28 Şubat 2019

İyi ki varım (Dikkat!Ölüm tehlikesi)


Dün sinema çıkışı parkta yürüyordum. Sinemaya gitmek gibi bir niyetim yoktu hiç aslında. Günlük olağan rutinimin sonlarında yayılmış kahvemi yudumlayarak kitabımı okurken telefon çaldı. Arkadaşım sinemaya gideceğini söyleyerek sinemada buluşmayı önerdi, 40 dakika sonra! Konuşma saniyeler sürdü, hiç düşünmedim. Komutanından emir almış asker ciddiyetiyle hızlıca hazırlanıp kendimi otobüse attım ve tam filmin başlama saatinde sinemaya vardım.

Arkadaşım da benim gibi sanata düşkün birisi. Bu arkadaşımla defalarca sinemaya, konserlere, galerilere gitmişizdir. (Hatta beni resim kursuna gitmeye bile ikna edebilmiş birisidir kendisi!) Tüm bunları yaparken gördüğümüz veya göreceğimiz eser hakkında uzun uzun sohbetler etmiş, tartışmışızdır ancak hayatta tek bir şey, tek bir ilişki yok ki değişime tabi olmasın. Arkadaşım önce ikiz ardından bir çocuk daha doğurduktan sonra vakit geçirme süremiz ve biçimimiz doğal olarak değişti. Artık kısıtlı zamanlarda buluşup fazlaca vakit geçiremeden, eğer evine gittiysem çocuklar sebebiyle pek konuşamadan ayrılmak zorunda kalıyoruz.

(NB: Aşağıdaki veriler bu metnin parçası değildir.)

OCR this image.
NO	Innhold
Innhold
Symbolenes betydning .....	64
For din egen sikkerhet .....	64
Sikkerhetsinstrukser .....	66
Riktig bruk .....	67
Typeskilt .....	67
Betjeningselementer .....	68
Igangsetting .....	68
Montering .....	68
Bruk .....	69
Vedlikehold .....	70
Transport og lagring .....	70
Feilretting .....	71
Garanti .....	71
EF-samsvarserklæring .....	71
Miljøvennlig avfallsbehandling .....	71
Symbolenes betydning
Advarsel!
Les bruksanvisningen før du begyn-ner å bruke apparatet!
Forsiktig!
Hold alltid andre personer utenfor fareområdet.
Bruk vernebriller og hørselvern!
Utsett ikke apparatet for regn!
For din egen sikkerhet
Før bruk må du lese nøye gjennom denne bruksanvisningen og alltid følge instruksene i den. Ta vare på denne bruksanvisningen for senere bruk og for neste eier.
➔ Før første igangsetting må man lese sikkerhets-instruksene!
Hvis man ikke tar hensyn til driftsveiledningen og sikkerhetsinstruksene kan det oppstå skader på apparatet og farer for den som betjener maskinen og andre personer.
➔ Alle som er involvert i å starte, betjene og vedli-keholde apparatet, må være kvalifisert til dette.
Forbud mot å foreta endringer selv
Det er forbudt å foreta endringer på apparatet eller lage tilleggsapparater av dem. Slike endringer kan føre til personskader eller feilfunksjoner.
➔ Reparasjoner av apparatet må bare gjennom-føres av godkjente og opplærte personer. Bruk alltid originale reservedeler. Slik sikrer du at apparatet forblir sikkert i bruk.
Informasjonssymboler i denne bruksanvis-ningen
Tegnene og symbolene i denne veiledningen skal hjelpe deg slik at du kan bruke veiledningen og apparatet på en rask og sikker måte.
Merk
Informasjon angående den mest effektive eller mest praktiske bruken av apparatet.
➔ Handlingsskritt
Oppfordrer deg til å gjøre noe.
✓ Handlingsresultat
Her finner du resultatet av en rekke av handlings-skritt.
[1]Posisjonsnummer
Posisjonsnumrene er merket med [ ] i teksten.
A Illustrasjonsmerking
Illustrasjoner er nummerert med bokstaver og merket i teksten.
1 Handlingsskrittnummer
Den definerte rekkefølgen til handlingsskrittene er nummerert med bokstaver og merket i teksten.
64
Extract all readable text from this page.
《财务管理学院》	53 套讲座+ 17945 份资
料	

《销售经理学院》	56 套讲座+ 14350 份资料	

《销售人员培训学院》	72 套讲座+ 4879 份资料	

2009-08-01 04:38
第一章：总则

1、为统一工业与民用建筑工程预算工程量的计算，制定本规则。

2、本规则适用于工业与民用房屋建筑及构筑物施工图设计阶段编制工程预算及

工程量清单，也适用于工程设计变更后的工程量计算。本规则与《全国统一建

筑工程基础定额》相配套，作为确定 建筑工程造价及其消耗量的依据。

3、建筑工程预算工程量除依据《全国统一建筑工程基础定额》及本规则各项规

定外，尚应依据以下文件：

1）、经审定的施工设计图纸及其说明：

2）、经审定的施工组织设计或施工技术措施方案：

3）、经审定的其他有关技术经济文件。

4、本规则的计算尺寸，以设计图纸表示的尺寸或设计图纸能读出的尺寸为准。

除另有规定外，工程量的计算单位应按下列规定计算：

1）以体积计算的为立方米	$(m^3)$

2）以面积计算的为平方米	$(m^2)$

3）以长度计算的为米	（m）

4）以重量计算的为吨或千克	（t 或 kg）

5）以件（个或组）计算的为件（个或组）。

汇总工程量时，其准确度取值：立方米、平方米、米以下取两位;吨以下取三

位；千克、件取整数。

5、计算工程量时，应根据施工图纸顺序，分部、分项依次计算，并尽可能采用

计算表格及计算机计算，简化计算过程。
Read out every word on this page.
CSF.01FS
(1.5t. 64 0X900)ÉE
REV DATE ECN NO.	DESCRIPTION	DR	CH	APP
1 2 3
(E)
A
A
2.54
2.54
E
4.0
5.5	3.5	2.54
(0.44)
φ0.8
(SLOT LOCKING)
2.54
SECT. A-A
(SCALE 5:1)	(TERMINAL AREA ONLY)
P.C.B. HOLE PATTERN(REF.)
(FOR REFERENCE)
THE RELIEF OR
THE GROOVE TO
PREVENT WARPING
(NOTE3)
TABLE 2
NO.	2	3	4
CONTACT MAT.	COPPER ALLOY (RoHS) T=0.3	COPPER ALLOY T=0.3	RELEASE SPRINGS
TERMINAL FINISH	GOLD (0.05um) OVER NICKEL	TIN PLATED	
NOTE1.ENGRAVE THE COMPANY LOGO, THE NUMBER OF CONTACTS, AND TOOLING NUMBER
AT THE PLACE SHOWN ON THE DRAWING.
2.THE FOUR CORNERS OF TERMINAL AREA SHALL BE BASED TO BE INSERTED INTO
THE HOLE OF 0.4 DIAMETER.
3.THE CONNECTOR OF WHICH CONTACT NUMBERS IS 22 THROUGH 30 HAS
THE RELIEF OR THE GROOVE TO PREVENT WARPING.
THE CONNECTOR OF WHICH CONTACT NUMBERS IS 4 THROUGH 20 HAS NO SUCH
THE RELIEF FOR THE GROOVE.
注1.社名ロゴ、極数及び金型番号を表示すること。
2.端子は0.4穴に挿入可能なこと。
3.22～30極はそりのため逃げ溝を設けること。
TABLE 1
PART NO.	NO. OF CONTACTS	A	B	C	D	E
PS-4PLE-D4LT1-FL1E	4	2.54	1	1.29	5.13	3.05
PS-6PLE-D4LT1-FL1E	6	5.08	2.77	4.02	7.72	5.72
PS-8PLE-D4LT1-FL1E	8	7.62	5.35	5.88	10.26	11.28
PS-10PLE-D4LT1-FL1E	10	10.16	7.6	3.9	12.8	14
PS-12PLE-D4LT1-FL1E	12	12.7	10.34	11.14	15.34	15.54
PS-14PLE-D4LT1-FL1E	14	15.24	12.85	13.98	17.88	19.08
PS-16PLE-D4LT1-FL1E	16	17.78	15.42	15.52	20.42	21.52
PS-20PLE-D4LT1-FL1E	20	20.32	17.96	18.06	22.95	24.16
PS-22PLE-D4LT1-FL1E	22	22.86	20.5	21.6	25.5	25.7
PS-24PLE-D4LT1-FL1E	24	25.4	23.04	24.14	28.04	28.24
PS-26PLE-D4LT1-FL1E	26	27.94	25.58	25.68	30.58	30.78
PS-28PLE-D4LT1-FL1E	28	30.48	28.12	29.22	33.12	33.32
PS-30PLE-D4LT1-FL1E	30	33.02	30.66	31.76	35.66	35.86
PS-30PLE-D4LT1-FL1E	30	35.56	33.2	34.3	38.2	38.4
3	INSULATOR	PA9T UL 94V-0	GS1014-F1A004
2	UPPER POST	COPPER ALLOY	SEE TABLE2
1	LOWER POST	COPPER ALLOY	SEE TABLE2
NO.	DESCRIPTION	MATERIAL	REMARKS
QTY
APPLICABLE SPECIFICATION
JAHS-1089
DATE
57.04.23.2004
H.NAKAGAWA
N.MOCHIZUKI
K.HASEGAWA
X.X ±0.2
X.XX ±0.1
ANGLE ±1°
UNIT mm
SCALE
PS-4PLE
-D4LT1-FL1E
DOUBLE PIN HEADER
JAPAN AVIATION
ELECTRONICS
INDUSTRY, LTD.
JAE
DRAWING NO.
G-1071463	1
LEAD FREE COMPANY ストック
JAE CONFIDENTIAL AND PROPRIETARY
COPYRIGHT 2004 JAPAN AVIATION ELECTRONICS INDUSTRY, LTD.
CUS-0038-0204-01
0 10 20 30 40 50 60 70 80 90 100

Filmin uzun olması sebebiyle çıkışta arkadaşım hemen eve dönmek zorunda kalınca ben de otobüse binmeyip eve yürüyerek gitmeye karar verdim ve dümenimi parka kırdım. İlişkimiz yasak bir aşk gibi geldi birden. O bulabildiği kısıtlı zamanlarda beni arıyor, ben de koşa koşa O’na gidiyordum ancak tatmin olacak kadar beraber vakit geçiremiyorduk. Artık hoyratça harcanacak saatlerimiz yoktu ve bu da bizi sahip olduğumuz her dakikanın kıymetini bilmeye itiyordu. Kafamda kurduğum bu “yasak aşk” ilişkisinden heyecanlandığımı fark edince gülmeye başladım.

Yürüdüğüm park şu an yaşadığım yere taşınmadan evvel 13 yıl yaşadığım mahalleye yakın bir yer olduğundan parkla ilgili pek çok anım mevcut.  Yürürken bu anılardan bazıları hafızama akın etti. AKM binasını görünce film izlediğim arkadaşımla sabahtan akşama film kovaladığımız Altın Portakal günleri geldi aklıma. Zaman uçuyor.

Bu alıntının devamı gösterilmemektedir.